Monti Scales Back Firing Rules to Secure Allies' Backing
Italian Prime Minister Mario Monti modified his proposal to ease firing rules as he seeks consensus on his planned overhaul of the country’s labor market.
The draft law, which Monti said he would send to Parliament as early as today, will allow a court to order the reinstatement of workers fired when a company faces economic difficulties if a judge rules the dismissal “patently unfounded,” Labor Minister Elsa Fornero said at a press conference with Monti in Rome. Italy’s current labor laws “were a great conquest for workers, but the world has changed,” Fornero said.
Should the fired worker lose the case, he won’t be entitled to financial compensation, the Labor Minister said. The original plan passed by the Cabinet at a March 23 meeting offered only compensation, and prompted Italy’s biggest union to call a general strike and caused a key political ally to oppose the bill.
“Our initial take on the reform is that it is a net positive, as it would help to reduce the labor market segmentation,” said Fabio Fois, a European economist at Barclays Capital in London. “There are some elements of legal uncertainty with the enhanced role of the courts to decide on the reasons for dismissal.”
The labor-market overhaul, approved by the government after two months of consultations with unions and employers, is the fourth major reform passed by this government and the most divisive as Monti seeks to revamp an economy that has grown less than the European Union’s average for more than a decade.

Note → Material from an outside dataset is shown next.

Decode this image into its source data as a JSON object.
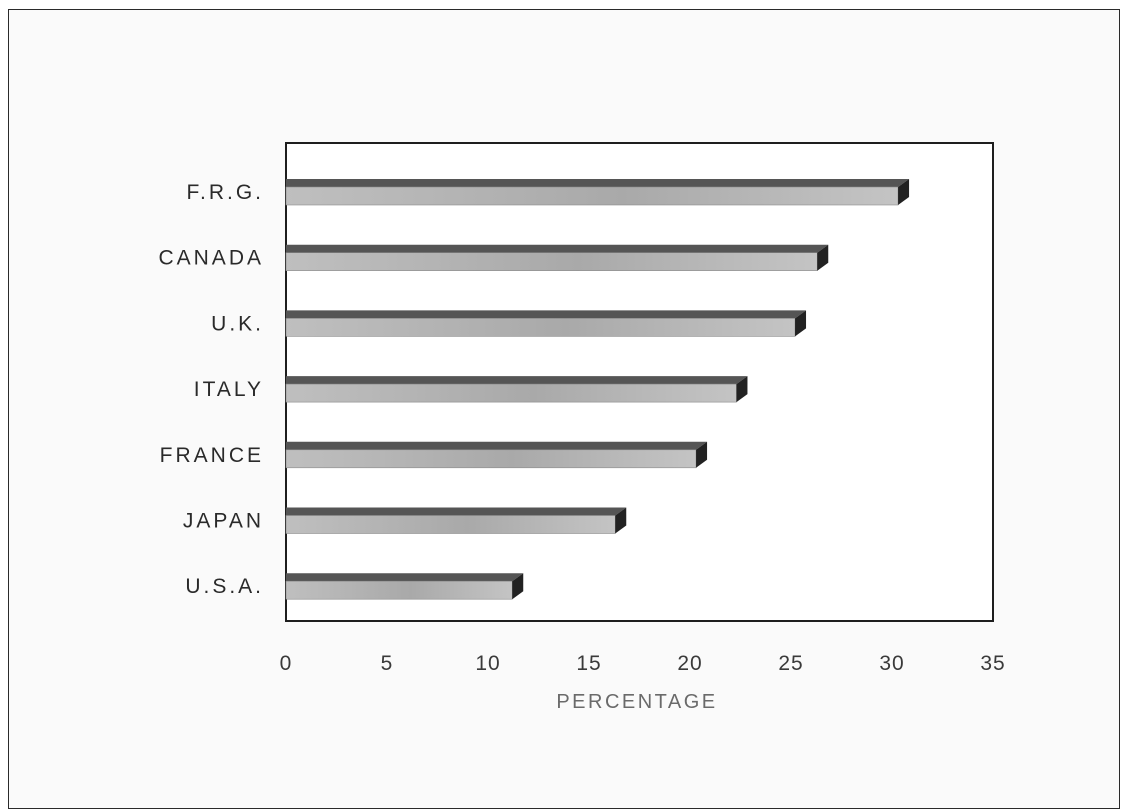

Monti is implementing 20 billion-euro ($26.30 billion) austerity plan to eliminate the deficit, a package to boost competition and a set of measures to cut red tape.
All that and the European Central Bank’s unlimited loans to the region’s lenders helped restore confidence in Italy’s ability to cut a debt of almost 2 trillion euros and brought down borrowing costs from euro-area highs in November.
Employers have pushed to ease firing rules, saying companies are reluctant to hire in good economic times, because they fear they won’t be able to shed workers when times grow hard. Fornero failed to reach an agreement with unions on changing the law after two months of talks, as a jobless rate at a 10-year high of 9.3 percent made it difficult to convince labor groups of the need to make it easier to fire workers.
Monti announced the changes to the law after meeting last night with the leaders of the three main political parties that have backed his unelected government -- the Democratic Party, the People of Liberty party and the Third Way alliance -- to resolve differences over the plan. Democratic Party leader Pier Luigi Bersani had called on Monti to change the original plan to give judges the power to order reinstatement in all types of firings.
Monti said today that the judges wouldn’t be able to interfere with the firing decisions of companies and that employers would still have an easier time in shedding workers.
Flexibility “as far as ending employment agreements has increased in a relevant way,” Monti said. There will “also be guarantees to make sure that the labor judges don’t enter too much in the decisions of employers.”
The labor law bill will also extend the country’s limited system of unemployment benefits to cover more people. The current law offers the most support to workers that already enjoy the most job protection. The government’s plan also limits the use of part-time contracts to encourage more permanent employment.